These days, thinking of ways to communicate with your friends and family is just too difficult. Thanks to Google, software will now do that for us.
Yesterday, Google unveiled Allo, a new Messaging app that comes with Google Assistant built in. It’s got some really cool features, but it’s unclear if Allo will be able to surpass market leaders like WhatsApp or iMessage.
There is one feature that really creeps me out, though: Photo Reply. The premise of Photo Reply is that software will analyse photos sent to you and auto-generate appropriate replies, letting a computer do the thinking for you.
There’s no doubt that this technology is impressive. The fact that an app can figure out wether I’m looking at a picture of a baby or a pile of shit — and then almost instantly generate a response — is crazy.
But it feels weird. Photo Reply removes the most human element of a conversation, letting an algorithm emote for you. And what about the person sending the picture? How will they know if the reply they received was a genuine, heartfelt, typed-out reply and not just what an app suggested?

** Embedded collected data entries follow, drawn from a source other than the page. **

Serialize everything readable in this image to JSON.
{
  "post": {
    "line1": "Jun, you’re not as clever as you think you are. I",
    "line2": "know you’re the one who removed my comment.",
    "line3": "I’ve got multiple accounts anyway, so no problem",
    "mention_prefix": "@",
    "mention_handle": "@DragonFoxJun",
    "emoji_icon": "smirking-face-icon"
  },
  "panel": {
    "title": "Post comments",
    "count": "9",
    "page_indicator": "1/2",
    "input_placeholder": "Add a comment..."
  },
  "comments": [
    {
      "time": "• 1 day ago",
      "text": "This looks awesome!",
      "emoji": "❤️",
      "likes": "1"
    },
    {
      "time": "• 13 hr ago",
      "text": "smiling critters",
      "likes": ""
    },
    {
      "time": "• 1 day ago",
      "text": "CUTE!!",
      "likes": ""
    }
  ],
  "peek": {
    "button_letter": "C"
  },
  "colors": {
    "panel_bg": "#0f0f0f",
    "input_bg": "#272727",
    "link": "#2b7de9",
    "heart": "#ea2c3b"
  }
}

The developers behind this feature wrote a blog post explaining their rationale for the new feature yesterday, and it doesn’t do much to make the feature seem less robotic:
We utilize Google’s image recognition technology, developed by our Machine Perception team, to associate images with semantic entities — people, animals, cars, etc. We then apply a machine learned model that maps those recognized entities to actual natural language responses. Our system produces replies for thousands of entity types that are drawn from a taxonomy that is a subset of Google’s Knowledge Graph and may be at different granularity levels. For example, when you receive a photo of a dog, the system may detect that the dog is actually a labrador and suggest “Love that lab!”. Or given a photo of a pasta dish, it may detect the type of pasta (“Yum linguine!”) and even the cuisine (“I love Italian food!”).
So, this raises a few questions. Are there pictures that Google won’t auto generate a response for? Can it tell the difference between a wedding and a funeral and then generate an appropriate response?

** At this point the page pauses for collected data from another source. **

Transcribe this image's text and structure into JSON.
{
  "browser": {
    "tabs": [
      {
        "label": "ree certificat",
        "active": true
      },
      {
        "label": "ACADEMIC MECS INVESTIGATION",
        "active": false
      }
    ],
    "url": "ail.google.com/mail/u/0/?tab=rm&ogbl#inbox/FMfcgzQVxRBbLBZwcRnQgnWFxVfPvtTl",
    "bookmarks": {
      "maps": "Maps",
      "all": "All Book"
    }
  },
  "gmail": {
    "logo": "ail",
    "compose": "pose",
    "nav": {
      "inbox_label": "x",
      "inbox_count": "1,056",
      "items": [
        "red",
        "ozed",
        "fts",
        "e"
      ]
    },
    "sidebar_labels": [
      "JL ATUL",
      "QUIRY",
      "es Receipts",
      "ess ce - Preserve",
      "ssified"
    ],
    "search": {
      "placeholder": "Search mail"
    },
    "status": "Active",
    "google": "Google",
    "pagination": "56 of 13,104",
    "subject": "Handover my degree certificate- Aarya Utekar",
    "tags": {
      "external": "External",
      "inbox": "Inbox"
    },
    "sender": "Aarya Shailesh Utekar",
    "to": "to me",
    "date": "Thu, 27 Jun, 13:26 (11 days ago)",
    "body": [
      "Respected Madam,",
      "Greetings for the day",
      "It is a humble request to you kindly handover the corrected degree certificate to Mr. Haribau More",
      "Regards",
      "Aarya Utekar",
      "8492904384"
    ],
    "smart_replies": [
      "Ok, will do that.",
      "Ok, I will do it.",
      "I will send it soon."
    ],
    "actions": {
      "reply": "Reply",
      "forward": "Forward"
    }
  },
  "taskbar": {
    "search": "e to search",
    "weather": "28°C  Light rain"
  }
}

At runtime, Photo Reply recognizes entities in the shared photo and triggers responses for the entities. The model that maps entities to natural language responses is learned offline using Expander, which is a large-scale graph-based semi-supervised learning platform at Google. We built a massive a graph where nodes correspond to photos, semantic entities, and textual responses. Edges in the graph indicate when an entity was recognized for a photo, when a specific response was given for a photo, and visual similarities between photos. Some of the nodes are “labeled” and we learn associations for the unlabeled nodes by propagating label information across the graph.
This is some interesting technology, but it’s a little bit too much for me. It’s probably a sign of the times that software that instantly processes and forms emotions and reactions for us is celebrated as a cool future. But remember: this software is also invading some of the most intimate and personal aspects of our lives. [Google Research Blog]